For seven decades, the Defender off-road vehicle has barely changed from a design so simple it was originally sketched in beach sand: Slabs of aluminum. A windshield with virtually no tilt. A roof rack made to hold steamer trunks or lion carcasses. A spare tire hanging off the back door.
That uncompromising approach has delighted customers from English sheep farmers to Winston Churchill and Queen Elizabeth II. The Defender has shuttled soldiers in the Korean War, Red Cross volunteers in crisis zones around the world and Lara Croft in the movie Tomb Raider, Bloomberg quotes AFP as reporting.
In January, its run will end and the company has not said when there will be a replacement.
The $33,000 (1.25 billion rials at market exchange rate) car, synonymous with British country living, has become as anachronistic as a fox hunt. Its raw metal surfaces are at odds with pedestrian safety standards. Its carbon-dioxide emissions are twice the European fleet standard, and it has no touchscreens, mobile connectivity or cordless phone charging. Airbags? Nice try.
Phoenix From the Ashes
“It’s time to move to a new chapter,” said Nick Rogers, Jaguar Land Rover’s head of engineering, who learned to drive in a Defender. “We want to move forward with a new car.”

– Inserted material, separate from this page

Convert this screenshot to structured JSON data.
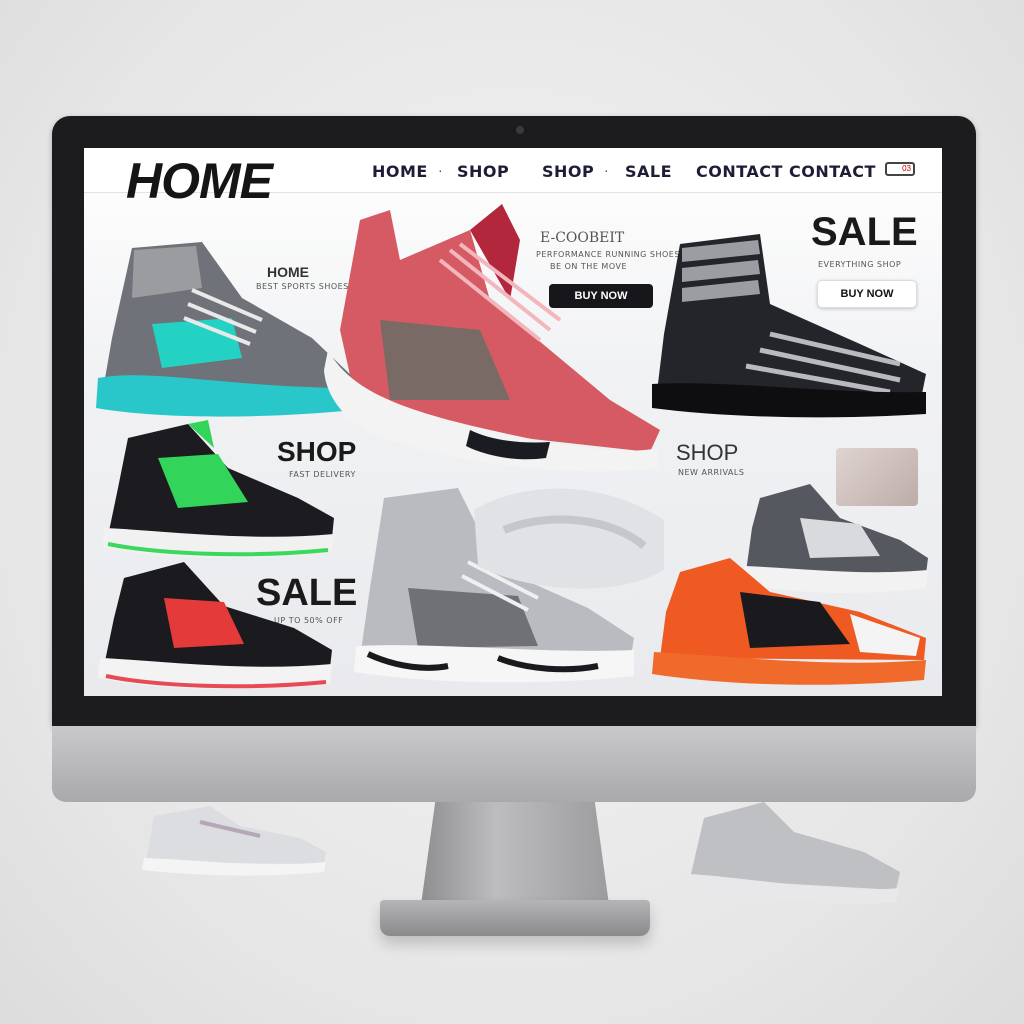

However, for those diehard fans, Iran may be their last hope as the vehicle will continue to be made by local company Morattab Khodro, who bought the machinery to build the Defender model back in the 1990s from a Spanish coach builder who ended their contract with Britain’s Land Rover company at the time.
The unusual anomaly may well play in to the hands of Morattab Khodro, as their vehicle is offered at less than half the price of the British equivalent currently priced at $16,000 (608 million rials at market exchange rate).
As the company does not have a direct license with Jaguar-Land Rover, it cannot currently sell the vehicle as Land Rover Defender model. Hence, it is common to see them driving around Tehran with unofficial Land Rover Badges and stickers replacing the “Pazhan” model, which should be placed on the front and back. Currently the only vehicle the Morattab Khodro is offering is the extended chassis pickup variety. However, the company did produce the smaller versions of the Defender model starting in 1962.